Linking linked data to U.S. law

Automating conversion of citations into URLs.

At a recent W3C Government Linked Data Working Group working group meeting, I started thinking more about the role in linked data of laws that are published online. To summarize, you don’t want to publish the laws themselves as triples, because they’re a bad fit for the triples data model, but as online resources relevant to a lot of issues out there, they make an excellent set of resources to point to, although you may not always get the granularity you want.

Plenty of government data references laws and related materials.

I’m discussing U.S. Federal law here, but similar principles should apply both in individual states and in other countries. The main sets of laws here are legislation, code, regulations, and court decisions. (“Code” refers to laws passed by legislation, arranged by topic; for example, laws passed about taxes are gathered into the Internal Revenue Code.) If you really want to learn about the various forms of legal material and their relationship, I highly recommend the book Finding the Law, which I found indispensable when I worked at LexisNexis.

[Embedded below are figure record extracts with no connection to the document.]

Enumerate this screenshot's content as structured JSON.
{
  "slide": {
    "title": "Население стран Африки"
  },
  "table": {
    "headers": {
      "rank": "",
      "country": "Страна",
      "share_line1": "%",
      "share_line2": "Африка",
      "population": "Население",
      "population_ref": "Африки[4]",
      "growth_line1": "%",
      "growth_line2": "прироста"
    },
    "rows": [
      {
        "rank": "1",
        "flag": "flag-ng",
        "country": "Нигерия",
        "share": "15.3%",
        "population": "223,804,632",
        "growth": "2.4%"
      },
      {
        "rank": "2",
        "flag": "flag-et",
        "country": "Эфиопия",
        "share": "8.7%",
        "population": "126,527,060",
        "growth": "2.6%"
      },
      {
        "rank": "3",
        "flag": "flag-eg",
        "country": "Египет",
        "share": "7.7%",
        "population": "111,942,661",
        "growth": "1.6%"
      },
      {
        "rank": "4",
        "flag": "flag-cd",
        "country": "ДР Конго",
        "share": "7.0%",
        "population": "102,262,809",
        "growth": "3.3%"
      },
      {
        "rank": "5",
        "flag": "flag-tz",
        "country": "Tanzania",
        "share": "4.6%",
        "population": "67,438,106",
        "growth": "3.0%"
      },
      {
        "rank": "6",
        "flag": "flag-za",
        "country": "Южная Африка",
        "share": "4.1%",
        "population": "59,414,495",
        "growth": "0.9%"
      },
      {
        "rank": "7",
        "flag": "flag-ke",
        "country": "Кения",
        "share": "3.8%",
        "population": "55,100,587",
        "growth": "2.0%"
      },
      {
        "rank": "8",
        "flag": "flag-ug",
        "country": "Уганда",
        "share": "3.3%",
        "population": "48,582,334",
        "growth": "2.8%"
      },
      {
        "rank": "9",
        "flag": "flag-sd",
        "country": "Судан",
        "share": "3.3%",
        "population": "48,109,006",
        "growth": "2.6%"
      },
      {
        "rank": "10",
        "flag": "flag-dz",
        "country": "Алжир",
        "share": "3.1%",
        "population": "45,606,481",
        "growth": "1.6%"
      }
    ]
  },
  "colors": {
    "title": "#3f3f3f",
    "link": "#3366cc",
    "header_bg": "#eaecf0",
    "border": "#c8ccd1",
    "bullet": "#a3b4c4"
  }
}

Most law consists of narrative sentences arranged as paragraphs, often with metadata assigned to certain blocks of it. It’s such a good fit for XML that legal publishers were among the first users of XML’s predecessor, SGML. (Their use of XML and SGML account for a large chunk of my career, and I know that some old XML friends like Sean McGrath and Dale Waldt continue to make great contributions in this area.) So, while you wouldn’t get much benefit splitting these sentences and paragraphs into subjects, predicates, and objects and publishing them as triples, plenty of government data references laws and related materials, and it’s more helpful if they can reference them with URLs that lead to the actual laws. To add these URLs with any kind of scalability, you need to find out the common format for citing a document (or, if possible, a point within a document) and an online source of those legal documents whose URLs can be built from that citation format with a regular expression or some other automated tool.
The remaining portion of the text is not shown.